Bipolaris hawaiiensis endophthalmitis from eye injection with contaminated steroids

Posted .

Seventeen cases of fungal endophthalmitis occurred after intravitreal injection of triamcinolone sourced from a single lot prepared by a compounding pharmacy in California. All were infected with Bipolaris hawaiiensis, a common plant pathogen and an uncommon human pathogen.

In a retrospective analysis- fungal endophthalmitis developed in 82% (14/17) of eyes after intravitreal triamcinolone obtained from the same lot. Median onset was 83 days (range, 6-322 days). Pre-injection visual acuity ranged from 20/20 to counting fingers (median, 20/50). Median visual acuity at last follow-up was 20/400 (range, 20/30-no light perception). The most common signs and symptoms were decreased vision (57% [8/14]), vitreous cell (64% [9/14]), and anterior chamber cell (50% [7/14]). Fungus was detected either by cytologic or culture examination in 7% (1/14) from initial vitreous tap. By comparison, vitreous samples obtained by pars plana vitrectomy (PPV) resulted in fungus-positive cytologic results in 43% (6/14) of eyes and positive culture results in 36% (5/14) of eyes. All culture-positive specimens (100% [5/5]) identified B. hawaiiensis as the infecting species. Overall, fungal infection was confirmed in 57% (8/14) of eyes by either cytologic or microbiologic analysis.

B. hawaiiensis

Notably the clinical presentation of this infection was delayed up to 10 months.  A vitreous tap may be inadequate to detect it due to its insensitivity and direct vitreous biopsy by PPV may be the preferred choice to identify the presence of fungal endophthalmitis and facilitate  a prompt diagnosis and treatment.

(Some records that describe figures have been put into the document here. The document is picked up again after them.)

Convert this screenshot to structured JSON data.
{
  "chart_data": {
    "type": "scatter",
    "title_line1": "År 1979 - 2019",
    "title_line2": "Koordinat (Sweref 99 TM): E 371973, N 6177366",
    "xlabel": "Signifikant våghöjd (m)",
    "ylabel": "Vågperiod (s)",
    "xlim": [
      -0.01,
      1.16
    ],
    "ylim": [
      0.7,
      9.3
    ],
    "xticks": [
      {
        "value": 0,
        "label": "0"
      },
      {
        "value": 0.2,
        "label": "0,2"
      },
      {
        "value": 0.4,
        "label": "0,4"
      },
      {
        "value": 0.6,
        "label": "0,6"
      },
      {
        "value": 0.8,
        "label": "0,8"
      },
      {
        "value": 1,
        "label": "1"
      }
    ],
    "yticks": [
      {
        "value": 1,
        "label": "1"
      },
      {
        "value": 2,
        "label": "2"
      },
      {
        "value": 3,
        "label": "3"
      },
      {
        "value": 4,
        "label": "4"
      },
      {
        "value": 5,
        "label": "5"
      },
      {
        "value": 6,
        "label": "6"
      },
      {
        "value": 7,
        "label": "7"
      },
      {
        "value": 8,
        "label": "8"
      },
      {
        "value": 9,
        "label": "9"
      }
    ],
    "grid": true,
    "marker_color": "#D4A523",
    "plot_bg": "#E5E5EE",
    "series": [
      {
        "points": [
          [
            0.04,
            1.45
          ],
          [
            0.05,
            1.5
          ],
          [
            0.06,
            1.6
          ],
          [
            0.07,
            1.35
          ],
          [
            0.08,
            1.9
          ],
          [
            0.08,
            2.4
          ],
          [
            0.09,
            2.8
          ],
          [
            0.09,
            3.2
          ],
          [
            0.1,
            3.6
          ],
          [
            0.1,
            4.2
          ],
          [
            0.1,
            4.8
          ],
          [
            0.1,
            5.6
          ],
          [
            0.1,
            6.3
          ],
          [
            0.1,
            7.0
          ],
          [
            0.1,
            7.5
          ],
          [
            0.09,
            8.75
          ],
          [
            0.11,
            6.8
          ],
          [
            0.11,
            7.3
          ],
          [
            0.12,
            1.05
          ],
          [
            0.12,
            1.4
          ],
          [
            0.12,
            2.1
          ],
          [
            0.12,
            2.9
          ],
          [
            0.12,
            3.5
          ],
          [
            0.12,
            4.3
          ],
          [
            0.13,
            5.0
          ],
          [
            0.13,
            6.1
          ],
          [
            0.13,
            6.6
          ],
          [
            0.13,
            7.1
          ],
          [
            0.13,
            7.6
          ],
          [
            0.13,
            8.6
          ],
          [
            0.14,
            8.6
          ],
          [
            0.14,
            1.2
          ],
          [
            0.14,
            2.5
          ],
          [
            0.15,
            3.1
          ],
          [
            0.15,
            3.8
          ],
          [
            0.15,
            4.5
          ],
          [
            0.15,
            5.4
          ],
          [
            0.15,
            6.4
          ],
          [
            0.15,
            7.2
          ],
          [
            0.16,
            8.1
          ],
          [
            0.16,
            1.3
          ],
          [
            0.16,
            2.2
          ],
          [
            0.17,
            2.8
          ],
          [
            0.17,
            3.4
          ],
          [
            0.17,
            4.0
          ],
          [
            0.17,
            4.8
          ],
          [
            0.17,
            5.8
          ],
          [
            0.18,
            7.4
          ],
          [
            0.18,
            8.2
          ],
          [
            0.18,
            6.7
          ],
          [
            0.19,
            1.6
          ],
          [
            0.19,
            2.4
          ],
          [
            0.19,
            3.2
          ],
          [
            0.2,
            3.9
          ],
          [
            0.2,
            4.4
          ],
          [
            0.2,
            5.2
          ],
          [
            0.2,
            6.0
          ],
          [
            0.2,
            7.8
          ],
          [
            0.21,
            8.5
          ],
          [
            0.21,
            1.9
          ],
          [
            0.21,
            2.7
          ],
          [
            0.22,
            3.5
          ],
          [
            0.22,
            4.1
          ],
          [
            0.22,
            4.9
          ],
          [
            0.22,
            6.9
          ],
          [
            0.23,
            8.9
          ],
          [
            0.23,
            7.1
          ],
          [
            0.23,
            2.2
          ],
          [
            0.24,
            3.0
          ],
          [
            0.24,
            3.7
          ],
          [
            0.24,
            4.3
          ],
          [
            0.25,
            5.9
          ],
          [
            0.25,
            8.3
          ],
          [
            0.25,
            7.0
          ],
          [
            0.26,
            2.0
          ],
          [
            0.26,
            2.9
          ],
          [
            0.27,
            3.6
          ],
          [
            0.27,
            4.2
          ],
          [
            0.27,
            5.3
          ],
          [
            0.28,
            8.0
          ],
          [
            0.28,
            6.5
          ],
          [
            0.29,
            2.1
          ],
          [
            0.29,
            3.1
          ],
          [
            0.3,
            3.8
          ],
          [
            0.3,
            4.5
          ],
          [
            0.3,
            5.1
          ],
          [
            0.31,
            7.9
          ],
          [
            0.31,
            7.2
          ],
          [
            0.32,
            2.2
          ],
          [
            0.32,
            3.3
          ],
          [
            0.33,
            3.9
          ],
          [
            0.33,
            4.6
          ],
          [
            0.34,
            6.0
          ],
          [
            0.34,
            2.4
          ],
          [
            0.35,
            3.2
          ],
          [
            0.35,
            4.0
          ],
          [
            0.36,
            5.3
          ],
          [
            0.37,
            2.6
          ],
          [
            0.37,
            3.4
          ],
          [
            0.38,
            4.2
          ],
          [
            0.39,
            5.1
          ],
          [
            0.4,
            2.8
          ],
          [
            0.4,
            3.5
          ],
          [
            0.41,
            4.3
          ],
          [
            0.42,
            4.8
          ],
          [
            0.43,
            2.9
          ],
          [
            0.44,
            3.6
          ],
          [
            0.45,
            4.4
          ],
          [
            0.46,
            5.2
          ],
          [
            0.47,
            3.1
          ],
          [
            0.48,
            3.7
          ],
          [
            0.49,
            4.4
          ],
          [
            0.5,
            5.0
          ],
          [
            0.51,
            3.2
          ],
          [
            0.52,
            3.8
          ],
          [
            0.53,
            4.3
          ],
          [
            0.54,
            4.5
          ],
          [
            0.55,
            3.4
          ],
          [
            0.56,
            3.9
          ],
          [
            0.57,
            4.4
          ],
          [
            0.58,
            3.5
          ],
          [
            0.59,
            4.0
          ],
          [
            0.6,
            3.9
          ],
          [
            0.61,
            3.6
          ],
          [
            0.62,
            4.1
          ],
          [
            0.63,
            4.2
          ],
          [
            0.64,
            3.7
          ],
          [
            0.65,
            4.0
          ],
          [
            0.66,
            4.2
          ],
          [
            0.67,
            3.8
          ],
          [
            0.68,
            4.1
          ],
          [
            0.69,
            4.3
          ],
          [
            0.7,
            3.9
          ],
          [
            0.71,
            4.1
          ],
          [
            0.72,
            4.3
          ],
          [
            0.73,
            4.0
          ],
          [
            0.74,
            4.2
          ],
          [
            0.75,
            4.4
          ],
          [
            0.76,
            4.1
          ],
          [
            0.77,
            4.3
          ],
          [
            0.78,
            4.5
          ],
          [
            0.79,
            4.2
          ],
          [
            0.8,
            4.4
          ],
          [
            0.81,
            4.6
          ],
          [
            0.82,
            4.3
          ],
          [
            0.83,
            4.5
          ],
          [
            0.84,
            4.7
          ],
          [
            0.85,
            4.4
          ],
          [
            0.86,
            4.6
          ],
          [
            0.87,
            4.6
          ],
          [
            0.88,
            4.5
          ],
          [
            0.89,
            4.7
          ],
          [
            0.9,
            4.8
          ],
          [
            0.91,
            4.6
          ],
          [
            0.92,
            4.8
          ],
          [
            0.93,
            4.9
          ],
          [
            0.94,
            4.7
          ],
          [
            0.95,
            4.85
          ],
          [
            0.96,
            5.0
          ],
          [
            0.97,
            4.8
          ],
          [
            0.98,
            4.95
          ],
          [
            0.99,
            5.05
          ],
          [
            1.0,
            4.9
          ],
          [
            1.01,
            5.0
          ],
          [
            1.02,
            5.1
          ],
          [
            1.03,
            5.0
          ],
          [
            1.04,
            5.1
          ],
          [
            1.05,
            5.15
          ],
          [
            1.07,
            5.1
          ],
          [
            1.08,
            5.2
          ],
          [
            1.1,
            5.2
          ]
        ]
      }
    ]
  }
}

Most, if not all, retinal practices use products from compounding pharmacies or from hospital pharmacies that compound or repackage intravitreal medications thus enhancing the risk of contamination.

Bipolaris hawaiiensis causes phaeohyphomycosis (because it has much melanin in its cell wall) and has been associated with infection in normal and immunocompromised patients. The most frequent infections recorded have been fungal keratitis, subcutaneous phaeohyphomycosis, rhinosinusitis, peritonitis in patients CAPD, and both cerebral and disseminated infections.

(Note: Recent revision of the taxonomy of Bipolaris and many species are now included in the Curvularia genus).